Performance measures:

  • L=λ/μL = \lambda / \mu
  • W=1/μW = 1/\mu
  • Lq=0L_q = 0 and Wq=0W_q = 0 (no waiting ever occurs)

This model is always stable regardless of ρ\rho. It's useful for modeling systems with ample capacity (large call centers, self-service systems) or as a building block in queueing network analysis.

Erlang loss system (M/M/c/c)

The Erlang loss system has cc servers and no waiting room. If all servers are busy, an arriving customer is turned away ("blocked" or "lost").

The key performance measure is the blocking probability PcP_c, given by the Erlang B formula:

Pc=(λ/μ)c/c!n=0c(λ/μ)n/n!P_c = \frac{(\lambda/\mu)^c / c!}{\sum_{n=0}^{c} (\lambda/\mu)^n / n!}

This formula has a remarkable property called insensitivity: the blocking probability depends on the service time distribution only through its mean 1/μ1/\mu, not its shape. So the Erlang B formula works for general service times too, not just exponential.

Erlang loss systems are the classic model for telephone trunk lines, hospital beds, and any system where blocked customers simply go elsewhere.

Finite capacity queues

Finite capacity queues cap the total number of customers allowed in the system at KK (including those in service). When the system is full, new arrivals are blocked and lost.

M/M/1/K queue

The M/M/1/K queue is like M/M/1 but with a maximum of KK customers.

Steady-state probabilities:

Pn=(1ρ)ρn1ρK+1,n=0,1,,KP_n = \frac{(1 - \rho)\rho^n}{1 - \rho^{K+1}}, \quad n = 0, 1, \ldots, K

When ρ=1\rho = 1, this simplifies to Pn=1/(K+1)P_n = 1/(K+1) (uniform distribution).

Unlike the standard M/M/1 queue, the M/M/1/K queue has a valid steady state even when ρ1\rho \geq 1, because the finite buffer prevents unbounded growth.

Blocking probability and throughput

Blocking probability is the probability that an arriving customer finds the system full:

PK=(1ρ)ρK1ρK+1P_K = \frac{(1 - \rho)\rho^K}{1 - \rho^{K+1}}

Effective arrival rate (throughput) accounts for blocked customers:

λeff=λ(1PK)\lambda_{\text{eff}} = \lambda(1 - P_K)

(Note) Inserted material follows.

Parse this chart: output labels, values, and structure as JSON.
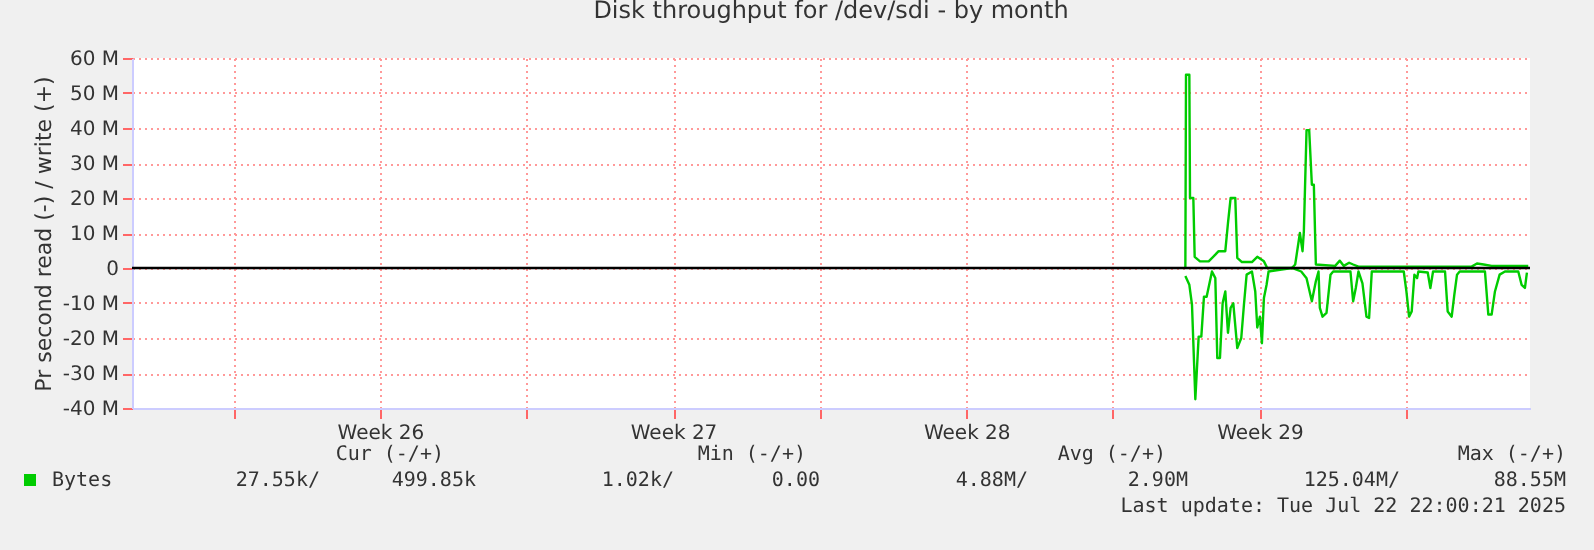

Only customers who actually enter the system count toward throughput. When using Little's law for finite-capacity systems, you must use λeff\lambda_{\text{eff}} rather than λ\lambda:

L=λeffWL = \lambda_{\text{eff}} \cdot W

This distinction between the offered arrival rate λ\lambda and the effective rate λeff\lambda_{\text{eff}} is critical for getting correct performance measures in any system with blocking.